Al otro día, me despertó un tumulto de voces. De pie o acuclillados, capitanes y marineros discutían en la playa. Estaban diseminados sobre la arena y hablaban en voz alta y sin embargo contenida, como si reprimieran la cólera. El sol teñía de rojo el mar y ennegrecía las siluetas de los barcos que resaltaban contra sus primeros rayos. De la nave principal había venido la orden de zarpar de inmediato, poniendo proa hacia el sur. Las tierras que habíamos abordado no eran todavía las Indias sino un mundo desconocido. Debíamos bordear esas costas y llegar a las Indias, que estaban detrás. Dos grupos se oponían en la discusión; el primero, mayoritario, se plegaba a las órdenes de la nave capitana. El segundo, compuesto de dos oficiales y de una quincena de marineros, sostenía que había que quedarse en la tierra sobre la que estábamos parados e iniciar su exploración. En ese tira y afloje estuvieron casi una hora. Cuando los ánimos se caldeaban, las manos iban, rápidas, como por instinto, a las empuñaduras de las espadas. Las voces, contenidas a duras penas, dejaban escapar, de tanto en tanto, insultos y exclamaciones.

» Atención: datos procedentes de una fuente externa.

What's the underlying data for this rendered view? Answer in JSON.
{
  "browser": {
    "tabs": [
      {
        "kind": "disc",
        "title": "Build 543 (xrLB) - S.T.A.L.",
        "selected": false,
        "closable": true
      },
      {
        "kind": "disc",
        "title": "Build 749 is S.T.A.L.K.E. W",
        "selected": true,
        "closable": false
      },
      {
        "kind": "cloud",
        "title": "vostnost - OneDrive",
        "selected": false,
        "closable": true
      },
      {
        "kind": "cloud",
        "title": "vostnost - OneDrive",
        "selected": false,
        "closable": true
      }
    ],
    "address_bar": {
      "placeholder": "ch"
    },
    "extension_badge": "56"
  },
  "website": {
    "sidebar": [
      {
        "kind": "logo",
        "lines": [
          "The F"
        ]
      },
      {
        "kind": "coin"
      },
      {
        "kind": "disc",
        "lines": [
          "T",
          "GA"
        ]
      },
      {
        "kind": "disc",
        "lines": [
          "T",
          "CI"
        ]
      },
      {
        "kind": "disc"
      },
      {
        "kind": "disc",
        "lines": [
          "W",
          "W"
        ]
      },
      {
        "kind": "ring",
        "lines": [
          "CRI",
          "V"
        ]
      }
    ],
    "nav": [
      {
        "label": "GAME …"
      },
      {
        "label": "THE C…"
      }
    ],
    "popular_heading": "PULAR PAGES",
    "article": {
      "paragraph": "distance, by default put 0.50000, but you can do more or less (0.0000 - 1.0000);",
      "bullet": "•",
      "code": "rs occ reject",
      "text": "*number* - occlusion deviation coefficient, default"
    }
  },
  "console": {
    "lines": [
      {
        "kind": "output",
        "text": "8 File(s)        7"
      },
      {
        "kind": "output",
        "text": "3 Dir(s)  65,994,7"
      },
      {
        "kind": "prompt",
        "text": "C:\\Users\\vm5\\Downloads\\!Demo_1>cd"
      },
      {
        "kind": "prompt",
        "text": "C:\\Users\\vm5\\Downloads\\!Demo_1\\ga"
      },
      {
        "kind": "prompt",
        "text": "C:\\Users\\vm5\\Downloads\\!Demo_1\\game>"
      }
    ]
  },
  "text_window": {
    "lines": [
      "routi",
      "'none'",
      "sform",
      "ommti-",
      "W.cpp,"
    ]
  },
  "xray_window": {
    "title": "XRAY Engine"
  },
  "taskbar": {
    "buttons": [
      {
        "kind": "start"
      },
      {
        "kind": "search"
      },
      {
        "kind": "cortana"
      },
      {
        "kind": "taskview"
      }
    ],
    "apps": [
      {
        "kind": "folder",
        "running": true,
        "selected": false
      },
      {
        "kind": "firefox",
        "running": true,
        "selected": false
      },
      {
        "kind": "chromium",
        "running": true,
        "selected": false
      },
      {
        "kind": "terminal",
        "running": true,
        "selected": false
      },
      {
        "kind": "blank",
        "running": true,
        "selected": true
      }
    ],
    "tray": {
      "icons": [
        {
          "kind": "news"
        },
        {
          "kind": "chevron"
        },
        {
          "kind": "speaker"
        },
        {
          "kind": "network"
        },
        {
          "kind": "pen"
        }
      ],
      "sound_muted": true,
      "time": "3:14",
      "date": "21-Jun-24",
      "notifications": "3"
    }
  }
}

Cuando los del primer grupo hablaban, los del segundo los escuchaban sacudiendo la cabeza en signo de negación desde las primeras frases, sin dignarse a escuchar sus argumentos. Cuando eran los del segundo los que tenían el uso de la palabra, los del primero se miraban entre sí y sonreían despectivamente, adoptando aires de superioridad. En un momento dado, los rebeldes, tres o cuatro de los cuales estaban sentados en la arena, se incorporaron y retrocedieron unos, pasos, echando mano a las espadas. Los del otro grupo, sin avanzar, prepararon también las armas. El sol hacía relumbrar bronce y aceros. Los cascos de metal destellaban, fugaces, cuando los hombres, coléricos, sacudían la cabeza. Después de esa bravuconada, los dos grupos quedaron inmóviles, a varios pasos de distancia, contemplándose con las armas en la mano. Las largas sombras matinales de los que querían hacer cumplir las órdenes se estiraban, escuálidas, sobre la arena, y sus puntas se quebraban entre las piernas de sus adversarios.